Often, the collection of data can be a major (and time-consuming!) part of the project itself. It can even happen that we need to reconsider some of our initial targets and strategies if we do not manage to collect the data as expected.

Once we do hold the data in our hands (well, rather on a disk or cloud drive), we further need to make sure that the data is technically, legally, or quality-wise suitable for what we plan to do with the data in the following phases.

Once the data is in your hands, several pivotal steps ensure its quality and relevance:

  • Data Format: Ensuring that the data is in a readable and workable format is paramount. Do you need to develop a custom parser, or can off-the-shelf software be used for ingestion?

  • Source Credibility: If you have ever tried to collect data yourself, you will know that not all data is reliable. The credibility of the data source can significantly impact the reliability of your findings.

  • Data Processing Knowledge: A thorough understanding of how the data has been previously processed can save you from potential pitfalls.
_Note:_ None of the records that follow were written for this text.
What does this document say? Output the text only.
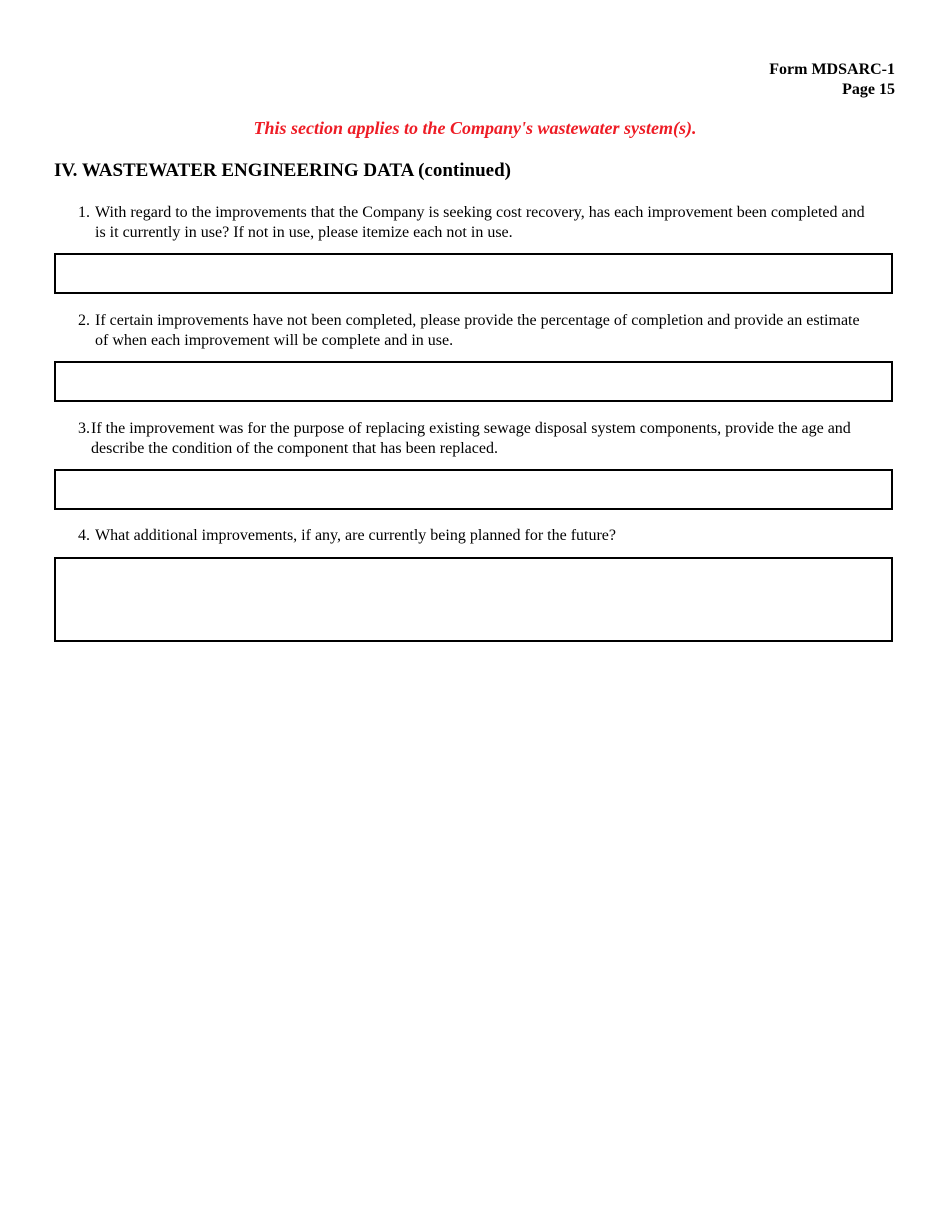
Form MDSARC-1
Page 15
This section applies to the Company's wastewater system(s).
IV. WASTEWATER ENGINEERING DATA (continued)
1. With regard to the improvements that the Company is seeking cost recovery, has each improvement been completed and is it currently in use? If not in use, please itemize each not in use.
2. If certain improvements have not been completed, please provide the percentage of completion and provide an estimate of when each improvement will be complete and in use.
3. If the improvement was for the purpose of replacing existing sewage disposal system components, provide the age and describe the condition of the component that has been replaced.
4. What additional improvements, if any, are currently being planned for the future?
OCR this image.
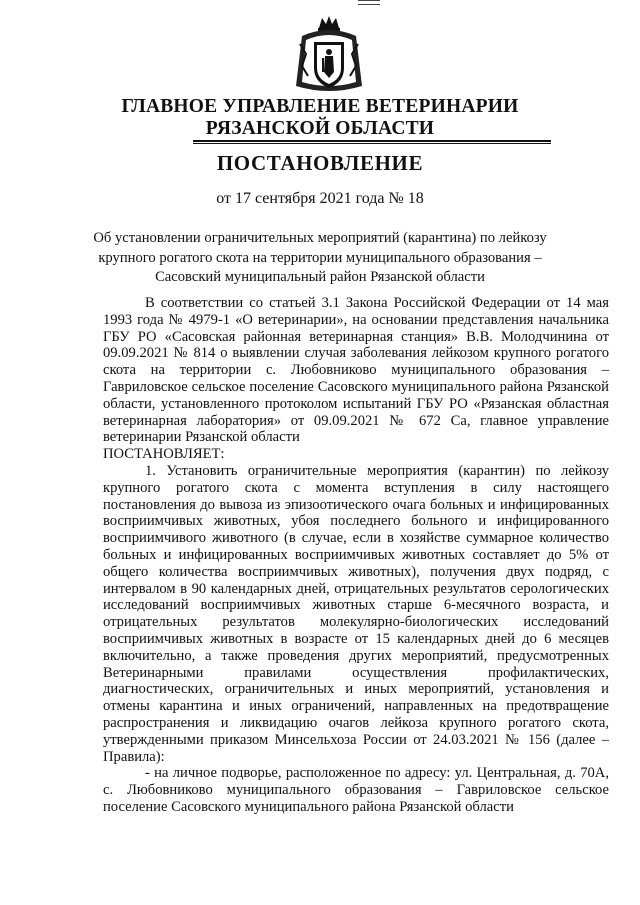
ГЛАВНОЕ УПРАВЛЕНИЕ ВЕТЕРИНАРИИ
РЯЗАНСКОЙ ОБЛАСТИ
ПОСТАНОВЛЕНИЕ
от 17 сентября 2021 года № 18
Об установлении ограничительных мероприятий (карантина) по лейкозу
крупного рогатого скота на территории муниципального образования –
Сасовский муниципальный район Рязанской области

В соответствии со статьей 3.1 Закона Российской Федерации от 14 мая 1993 года № 4979-1 «О ветеринарии», на основании представления начальника ГБУ РО «Сасовская районная ветеринарная станция» В.В. Молодчинина от 09.09.2021 № 814 о выявлении случая заболевания лейкозом крупного рогатого скота на территории с. Любовниково муниципального образования – Гавриловское сельское поселение Сасовского муниципального района Рязанской области, установленного протоколом испытаний ГБУ РО «Рязанская областная ветеринарная лаборатория» от 09.09.2021 № 672 Са, главное управление ветеринарии Рязанской области

ПОСТАНОВЛЯЕТ:

1. Установить ограничительные мероприятия (карантин) по лейкозу крупного рогатого скота с момента вступления в силу настоящего постановления до вывоза из эпизоотического очага больных и инфицированных восприимчивых животных, убоя последнего больного и инфицированного восприимчивого животного (в случае, если в хозяйстве суммарное количество больных и инфицированных восприимчивых животных составляет до 5% от общего количества восприимчивых животных), получения двух подряд, с интервалом в 90 календарных дней, отрицательных результатов серологических исследований восприимчивых животных старше 6-месячного возраста, и отрицательных результатов молекулярно-биологических исследований восприимчивых животных в возрасте от 15 календарных дней до 6 месяцев включительно, а также проведения других мероприятий, предусмотренных Ветеринарными правилами осуществления профилактических, диагностических, ограничительных и иных мероприятий, установления и отмены карантина и иных ограничений, направленных на предотвращение распространения и ликвидацию очагов лейкоза крупного рогатого скота, утвержденными приказом Минсельхоза России от 24.03.2021 № 156 (далее – Правила):

- на личное подворье, расположенное по адресу: ул. Центральная, д. 70А, с. Любовниково муниципального образования – Гавриловское сельское поселение Сасовского муниципального района Рязанской области
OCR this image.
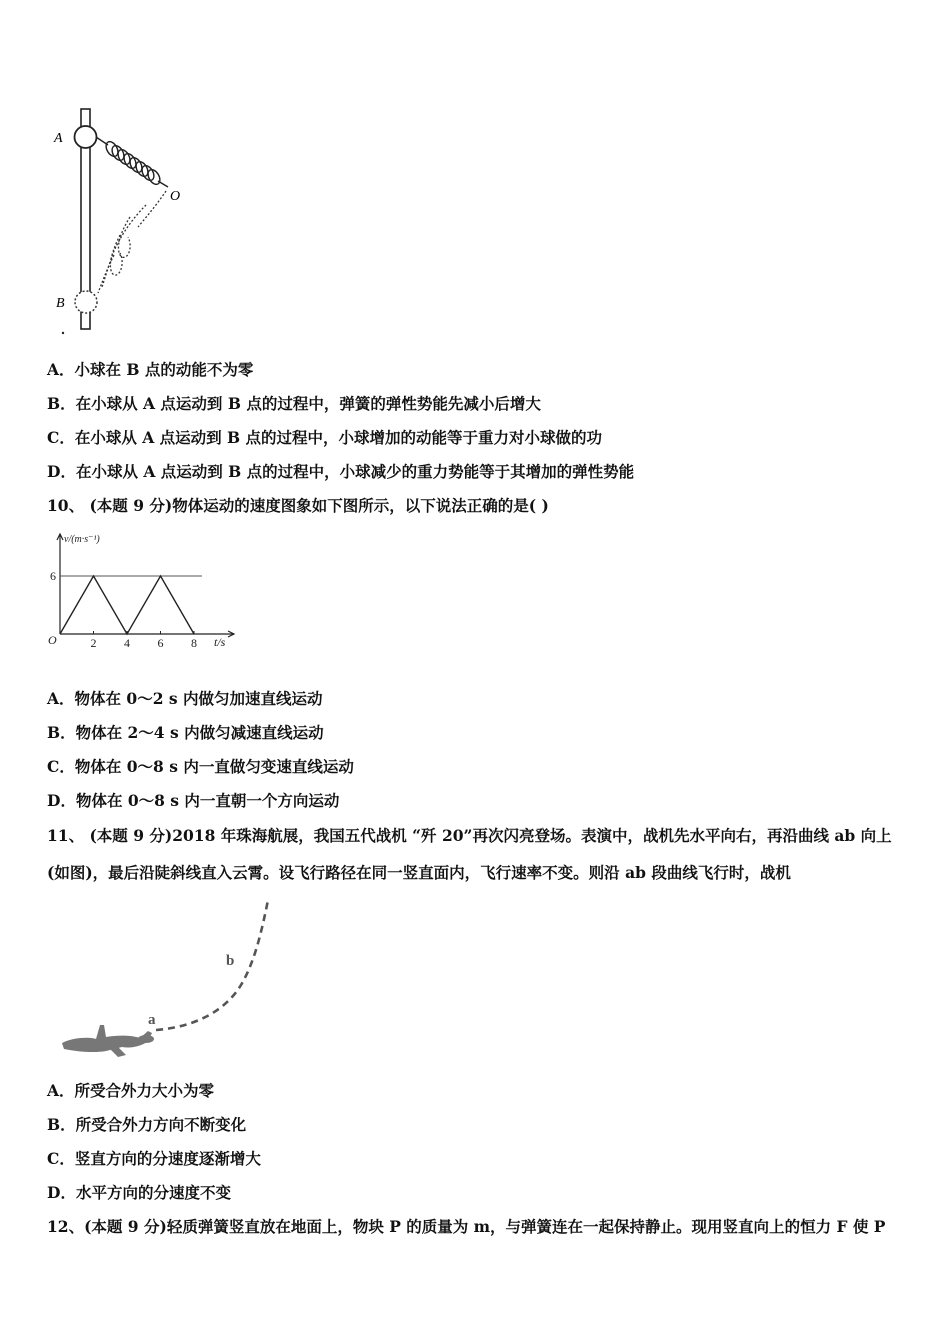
A
O
B
A．小球在 B 点的动能不为零
B．在小球从 A 点运动到 B 点的过程中，弹簧的弹性势能先减小后增大
C．在小球从 A 点运动到 B 点的过程中，小球增加的动能等于重力对小球做的功
D．在小球从 A 点运动到 B 点的过程中，小球减少的重力势能等于其增加的弹性势能
10、 (本题 9 分)物体运动的速度图象如下图所示，以下说法正确的是( )
v/(m·s⁻¹)
t/s
O
6
2 4 6 8
A．物体在 0～2 s 内做匀加速直线运动
B．物体在 2～4 s 内做匀减速直线运动
C．物体在 0～8 s 内一直做匀变速直线运动
D．物体在 0～8 s 内一直朝一个方向运动
11、 (本题 9 分)2018 年珠海航展，我国五代战机 “歼 20”再次闪亮登场。表演中，战机先水平向右，再沿曲线 ab 向上
(如图)，最后沿陡斜线直入云霄。设飞行路径在同一竖直面内，飞行速率不变。则沿 ab 段曲线飞行时，战机
a
b
A．所受合外力大小为零
B．所受合外力方向不断变化
C．竖直方向的分速度逐渐增大
D．水平方向的分速度不变
12、(本题 9 分)轻质弹簧竖直放在地面上，物块 P 的质量为 m，与弹簧连在一起保持静止。现用竖直向上的恒力 F 使 P
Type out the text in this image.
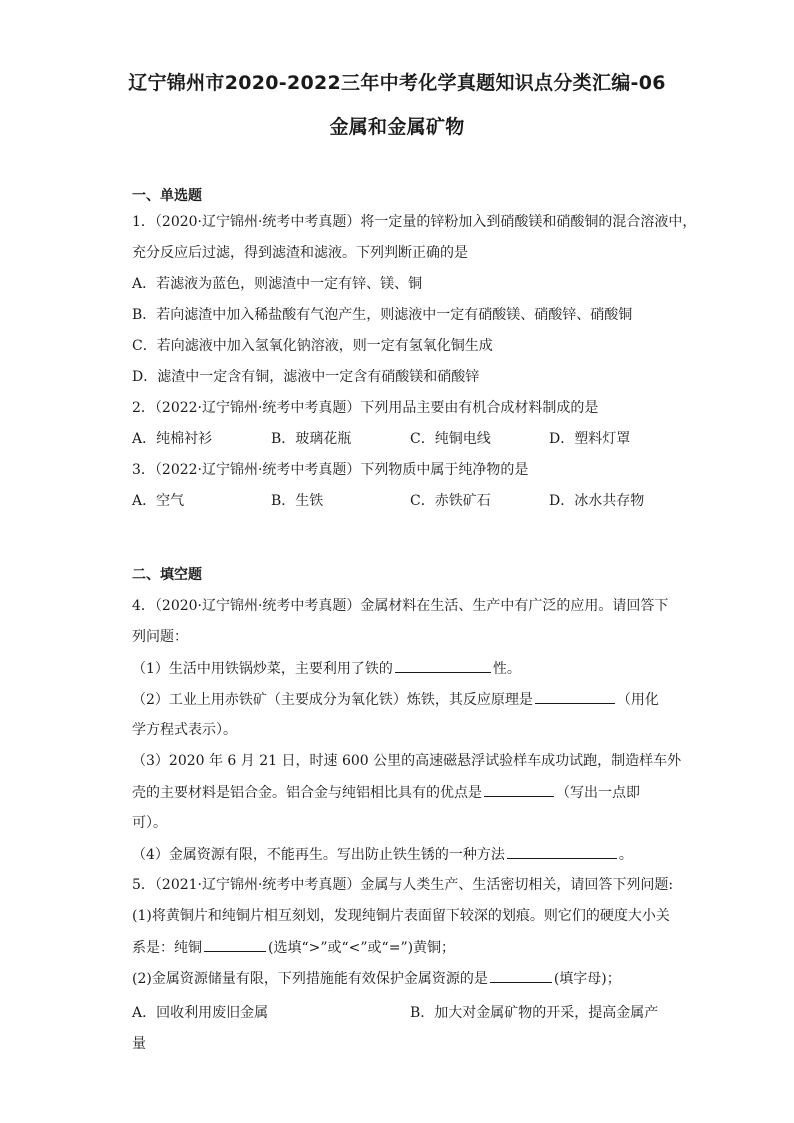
辽宁锦州市2020-2022三年中考化学真题知识点分类汇编-06
金属和金属矿物
一、单选题
1．（2020·辽宁锦州·统考中考真题）将一定量的锌粉加入到硝酸镁和硝酸铜的混合溶液中，
充分反应后过滤，得到滤渣和滤液。下列判断正确的是
A．若滤液为蓝色，则滤渣中一定有锌、镁、铜
B．若向滤渣中加入稀盐酸有气泡产生，则滤液中一定有硝酸镁、硝酸锌、硝酸铜
C．若向滤液中加入氢氧化钠溶液，则一定有氢氧化铜生成
D．滤渣中一定含有铜，滤液中一定含有硝酸镁和硝酸锌
2．（2022·辽宁锦州·统考中考真题）下列用品主要由有机合成材料制成的是
A．纯棉衬衫	B．玻璃花瓶	C．纯铜电线	D．塑料灯罩
3．（2022·辽宁锦州·统考中考真题）下列物质中属于纯净物的是
A．空气	B．生铁	C．赤铁矿石	D．冰水共存物
二、填空题
4．（2020·辽宁锦州·统考中考真题）金属材料在生活、生产中有广泛的应用。请回答下
列问题：
（1）生活中用铁锅炒菜，主要利用了铁的	性。
（2）工业上用赤铁矿（主要成分为氧化铁）炼铁，其反应原理是	（用化
学方程式表示）。
（3）2020 年 6 月 21 日，时速 600 公里的高速磁悬浮试验样车成功试跑，制造样车外
壳的主要材料是铝合金。铝合金与纯铝相比具有的优点是	（写出一点即
可）。
（4）金属资源有限，不能再生。写出防止铁生锈的一种方法	。
5．（2021·辽宁锦州·统考中考真题）金属与人类生产、生活密切相关，请回答下列问题:
(1)将黄铜片和纯铜片相互刻划，发现纯铜片表面留下较深的划痕。则它们的硬度大小关
系是：纯铜	(选填“>”或“<”或“=”)黄铜；
(2)金属资源储量有限，下列措施能有效保护金属资源的是	(填字母)；
A．回收利用废旧金属	B．加大对金属矿物的开采，提高金属产
量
Valuable insights can often be gleaned from data processing logs or accompanying documentation.

  • Legal issues: Having data is not the same as being allowed to use it. Things like copyrights or privacy issues might render the data unfit for our goals.

8.1.3. Mini-Exercise: Hypothetical Scenario#

Imagine you are tasked with evaluating the state of digitization in schools in your region.

Objective: Assess the current level of digital infrastructure and its utilization in schools.

Prompt: Spend a few minutes brainstorming:

  1. What kind of data might you need?

  2. Where could you potentially source this data?

  3. Are there potential roadblocks or challenges in procuring or using this data?